Używsza proszku, jesteś bardzo zadowolona i nie pamiętasz nazwy? Hm...
Denerwuje mnie to wychwalanie niemieckich proszków... Stosuję polskie proszki i jestem zadowolona. Nie mówię, że niemieckie proszki są złe, ale po co tak jeździć po polskich? Kupowałam kiedyś w Niemczech w markecie proszek i okazało się, że był produkowany w Polsce, więc może warto się porozglądać?
Jeszcze sobie pomyślałam a propos kamienia. Nie wiem, czy to może być powód, ale jak masz kamień, to zrób, co poprzednicy radzą. A na co dzień używaj proszku, który ma składniki chroniące pralkę i grzałkę przed osadzaniem się kamienia. Jeśli wolisz płyny i żele do prania, to raz na jakiś czas włącz pustą pralkę na maksymalną temperaturę z octem.

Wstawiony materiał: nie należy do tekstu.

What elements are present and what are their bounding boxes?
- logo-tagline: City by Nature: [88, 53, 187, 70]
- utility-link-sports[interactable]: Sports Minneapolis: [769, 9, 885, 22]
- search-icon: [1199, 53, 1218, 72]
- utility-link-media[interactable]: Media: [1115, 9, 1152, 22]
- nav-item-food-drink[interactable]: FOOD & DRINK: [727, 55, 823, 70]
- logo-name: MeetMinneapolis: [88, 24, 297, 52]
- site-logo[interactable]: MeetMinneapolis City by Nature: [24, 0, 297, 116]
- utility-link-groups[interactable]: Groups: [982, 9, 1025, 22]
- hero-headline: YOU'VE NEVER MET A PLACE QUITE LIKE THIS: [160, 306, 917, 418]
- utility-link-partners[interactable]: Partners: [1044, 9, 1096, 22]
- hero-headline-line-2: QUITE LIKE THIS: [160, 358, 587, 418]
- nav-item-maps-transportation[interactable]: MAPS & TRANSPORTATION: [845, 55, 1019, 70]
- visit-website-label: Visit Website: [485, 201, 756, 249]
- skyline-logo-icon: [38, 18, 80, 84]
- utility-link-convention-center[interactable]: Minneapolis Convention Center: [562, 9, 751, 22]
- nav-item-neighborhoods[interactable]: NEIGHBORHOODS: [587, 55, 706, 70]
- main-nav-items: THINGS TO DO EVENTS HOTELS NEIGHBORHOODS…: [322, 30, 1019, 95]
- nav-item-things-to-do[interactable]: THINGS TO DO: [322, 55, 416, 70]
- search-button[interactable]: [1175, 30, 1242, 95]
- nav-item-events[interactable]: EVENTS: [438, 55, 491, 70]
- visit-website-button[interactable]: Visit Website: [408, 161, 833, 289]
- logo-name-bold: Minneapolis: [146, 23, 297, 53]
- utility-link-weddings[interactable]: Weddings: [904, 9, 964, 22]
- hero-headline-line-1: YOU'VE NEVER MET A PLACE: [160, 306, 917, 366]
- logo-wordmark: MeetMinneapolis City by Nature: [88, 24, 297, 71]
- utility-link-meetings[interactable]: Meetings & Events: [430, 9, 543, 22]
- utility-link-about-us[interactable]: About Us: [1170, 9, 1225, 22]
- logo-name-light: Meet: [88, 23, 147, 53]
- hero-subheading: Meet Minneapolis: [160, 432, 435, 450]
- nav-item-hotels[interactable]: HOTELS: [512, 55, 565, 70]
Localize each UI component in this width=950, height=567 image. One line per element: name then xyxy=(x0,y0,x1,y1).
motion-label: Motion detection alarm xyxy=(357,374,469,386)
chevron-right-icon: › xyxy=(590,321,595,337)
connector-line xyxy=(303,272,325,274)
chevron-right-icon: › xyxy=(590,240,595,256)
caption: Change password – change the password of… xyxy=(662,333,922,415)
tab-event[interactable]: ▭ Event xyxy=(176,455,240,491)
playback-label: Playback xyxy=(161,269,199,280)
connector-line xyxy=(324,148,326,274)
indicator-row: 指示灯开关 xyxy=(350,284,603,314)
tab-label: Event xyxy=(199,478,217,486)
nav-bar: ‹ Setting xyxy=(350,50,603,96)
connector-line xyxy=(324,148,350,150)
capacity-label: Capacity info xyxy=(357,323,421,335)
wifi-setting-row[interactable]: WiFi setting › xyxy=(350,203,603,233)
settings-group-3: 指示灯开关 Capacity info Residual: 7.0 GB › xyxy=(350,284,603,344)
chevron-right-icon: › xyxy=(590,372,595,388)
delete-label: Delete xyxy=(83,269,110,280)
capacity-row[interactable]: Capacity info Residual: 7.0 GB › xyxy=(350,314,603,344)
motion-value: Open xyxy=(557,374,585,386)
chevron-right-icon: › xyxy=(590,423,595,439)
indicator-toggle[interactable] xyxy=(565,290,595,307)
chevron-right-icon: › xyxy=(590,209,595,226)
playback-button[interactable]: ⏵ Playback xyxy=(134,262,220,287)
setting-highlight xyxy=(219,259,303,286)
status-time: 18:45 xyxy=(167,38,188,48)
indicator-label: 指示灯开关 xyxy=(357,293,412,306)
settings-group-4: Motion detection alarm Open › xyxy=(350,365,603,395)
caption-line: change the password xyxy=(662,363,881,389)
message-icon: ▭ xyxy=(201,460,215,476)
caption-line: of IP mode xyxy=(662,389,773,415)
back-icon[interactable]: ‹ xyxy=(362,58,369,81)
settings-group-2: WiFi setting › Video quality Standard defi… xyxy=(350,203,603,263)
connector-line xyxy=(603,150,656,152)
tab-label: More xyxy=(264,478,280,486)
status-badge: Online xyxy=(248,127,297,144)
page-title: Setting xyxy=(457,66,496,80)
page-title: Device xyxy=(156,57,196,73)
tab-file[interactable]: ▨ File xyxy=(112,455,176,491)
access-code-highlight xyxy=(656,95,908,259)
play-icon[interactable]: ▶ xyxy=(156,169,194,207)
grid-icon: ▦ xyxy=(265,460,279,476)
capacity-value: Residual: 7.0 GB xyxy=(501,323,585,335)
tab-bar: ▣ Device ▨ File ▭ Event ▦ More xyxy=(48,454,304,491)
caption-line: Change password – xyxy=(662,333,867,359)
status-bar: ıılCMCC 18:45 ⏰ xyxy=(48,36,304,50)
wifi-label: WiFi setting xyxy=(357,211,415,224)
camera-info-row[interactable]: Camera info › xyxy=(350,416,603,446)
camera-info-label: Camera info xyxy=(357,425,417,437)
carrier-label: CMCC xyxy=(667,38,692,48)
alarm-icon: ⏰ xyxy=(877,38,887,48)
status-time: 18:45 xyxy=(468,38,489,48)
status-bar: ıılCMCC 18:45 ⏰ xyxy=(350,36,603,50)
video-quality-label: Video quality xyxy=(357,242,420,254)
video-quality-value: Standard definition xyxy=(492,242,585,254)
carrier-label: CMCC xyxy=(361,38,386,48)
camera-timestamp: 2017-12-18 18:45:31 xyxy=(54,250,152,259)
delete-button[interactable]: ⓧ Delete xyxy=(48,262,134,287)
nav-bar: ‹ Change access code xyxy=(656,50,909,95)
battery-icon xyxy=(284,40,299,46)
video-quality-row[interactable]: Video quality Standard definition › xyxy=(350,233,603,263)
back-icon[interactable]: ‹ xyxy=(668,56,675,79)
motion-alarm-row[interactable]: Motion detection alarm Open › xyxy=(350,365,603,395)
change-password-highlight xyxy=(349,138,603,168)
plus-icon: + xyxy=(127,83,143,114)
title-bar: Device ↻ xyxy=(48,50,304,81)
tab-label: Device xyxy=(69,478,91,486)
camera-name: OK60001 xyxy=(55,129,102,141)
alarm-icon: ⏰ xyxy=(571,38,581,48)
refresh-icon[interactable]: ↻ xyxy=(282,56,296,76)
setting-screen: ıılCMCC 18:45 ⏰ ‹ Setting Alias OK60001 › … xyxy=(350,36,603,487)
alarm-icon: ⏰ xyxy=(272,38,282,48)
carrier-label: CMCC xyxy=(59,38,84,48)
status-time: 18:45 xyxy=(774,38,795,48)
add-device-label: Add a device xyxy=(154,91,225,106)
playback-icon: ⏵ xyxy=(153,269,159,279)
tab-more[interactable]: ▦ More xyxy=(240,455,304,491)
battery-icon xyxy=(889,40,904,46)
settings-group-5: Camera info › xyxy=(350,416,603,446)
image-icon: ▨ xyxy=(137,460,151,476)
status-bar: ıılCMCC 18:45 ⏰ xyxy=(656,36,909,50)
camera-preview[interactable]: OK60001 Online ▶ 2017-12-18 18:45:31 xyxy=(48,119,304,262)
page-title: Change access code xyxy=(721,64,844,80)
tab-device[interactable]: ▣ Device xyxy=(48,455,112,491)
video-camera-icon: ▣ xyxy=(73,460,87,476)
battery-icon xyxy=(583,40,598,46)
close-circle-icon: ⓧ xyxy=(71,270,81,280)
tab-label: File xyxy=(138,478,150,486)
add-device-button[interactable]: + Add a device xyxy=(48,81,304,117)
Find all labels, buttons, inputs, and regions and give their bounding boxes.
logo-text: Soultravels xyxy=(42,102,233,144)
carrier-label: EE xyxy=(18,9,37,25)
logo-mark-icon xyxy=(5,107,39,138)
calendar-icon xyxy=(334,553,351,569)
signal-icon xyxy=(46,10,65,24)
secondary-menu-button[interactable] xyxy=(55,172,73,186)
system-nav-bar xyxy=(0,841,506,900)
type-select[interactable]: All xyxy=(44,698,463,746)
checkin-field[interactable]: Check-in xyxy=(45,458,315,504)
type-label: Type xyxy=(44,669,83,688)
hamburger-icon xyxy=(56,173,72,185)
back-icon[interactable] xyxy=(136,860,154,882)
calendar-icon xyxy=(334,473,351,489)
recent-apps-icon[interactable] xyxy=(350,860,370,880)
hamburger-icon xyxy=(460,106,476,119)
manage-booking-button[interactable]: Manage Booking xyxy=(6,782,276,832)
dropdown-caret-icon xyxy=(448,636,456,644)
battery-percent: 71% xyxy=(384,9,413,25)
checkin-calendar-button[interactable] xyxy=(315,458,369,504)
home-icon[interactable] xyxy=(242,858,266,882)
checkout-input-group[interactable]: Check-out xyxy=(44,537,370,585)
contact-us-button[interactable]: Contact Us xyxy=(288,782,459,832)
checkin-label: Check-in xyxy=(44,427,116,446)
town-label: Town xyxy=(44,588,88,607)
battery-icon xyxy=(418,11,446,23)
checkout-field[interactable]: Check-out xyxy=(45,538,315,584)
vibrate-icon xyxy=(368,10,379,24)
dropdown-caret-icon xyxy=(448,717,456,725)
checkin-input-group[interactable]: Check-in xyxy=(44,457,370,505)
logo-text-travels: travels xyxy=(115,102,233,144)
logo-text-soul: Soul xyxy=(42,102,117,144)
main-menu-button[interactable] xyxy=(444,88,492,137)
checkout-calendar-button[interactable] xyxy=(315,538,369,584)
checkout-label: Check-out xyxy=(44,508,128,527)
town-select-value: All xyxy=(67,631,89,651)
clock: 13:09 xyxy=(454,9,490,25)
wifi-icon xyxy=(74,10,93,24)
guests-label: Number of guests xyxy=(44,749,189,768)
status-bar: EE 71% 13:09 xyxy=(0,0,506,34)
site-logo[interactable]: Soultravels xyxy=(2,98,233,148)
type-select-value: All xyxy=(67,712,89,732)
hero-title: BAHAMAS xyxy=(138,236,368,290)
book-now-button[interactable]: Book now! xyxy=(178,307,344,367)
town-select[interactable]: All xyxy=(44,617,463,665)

Niemiecki proszek, produkowany w Polsce To tak jak w kabarecie, chińska zupka robiona w Radomiu Tak mi się skojarzyło u mnie był podobny problem. Ale proszek był kijowy, płyn do prania szybko wietrzał i ubrania szybko przestawały pachnieć. Zmieniłam proszek i płyn na płyn do prania Surf, mój ulubiony zapach to irys i wiosenna róża. I teraz pranie pachnie intensywnie, nawet jak wyschnie. Jak wyciągam coś z szafy, żeby założyć, to pachnie tak, jakby dopiero co było wyprane.
Witajcie dziewczyny, co robicie że wasze pranie pachnie przez kilka dni po wypraniu, ja piore w kapsułkach, dodaje zawsze duzo plynu, ale pranie pachnie tylko jak jest mokre. Jak wyschnie to juz nie czuć, nie wspomne że jak wyprasuje to w ogole nie ma zapachu.
Jeśli dodajesz dużo płynu, to pewnie przyzwyczaiłaś się do zapachu na tyle, że przestajesz go odczuwać po wyschnięciu. Zmniejsz jego ilość.
Lenorki dają intensywny zapach - nawet wlewając maluteńko wszystko pachnie intensywnie. Tak samo jest z olejowymi Silanami (tu też dawałam dosłownie parę kropel na całe pranie).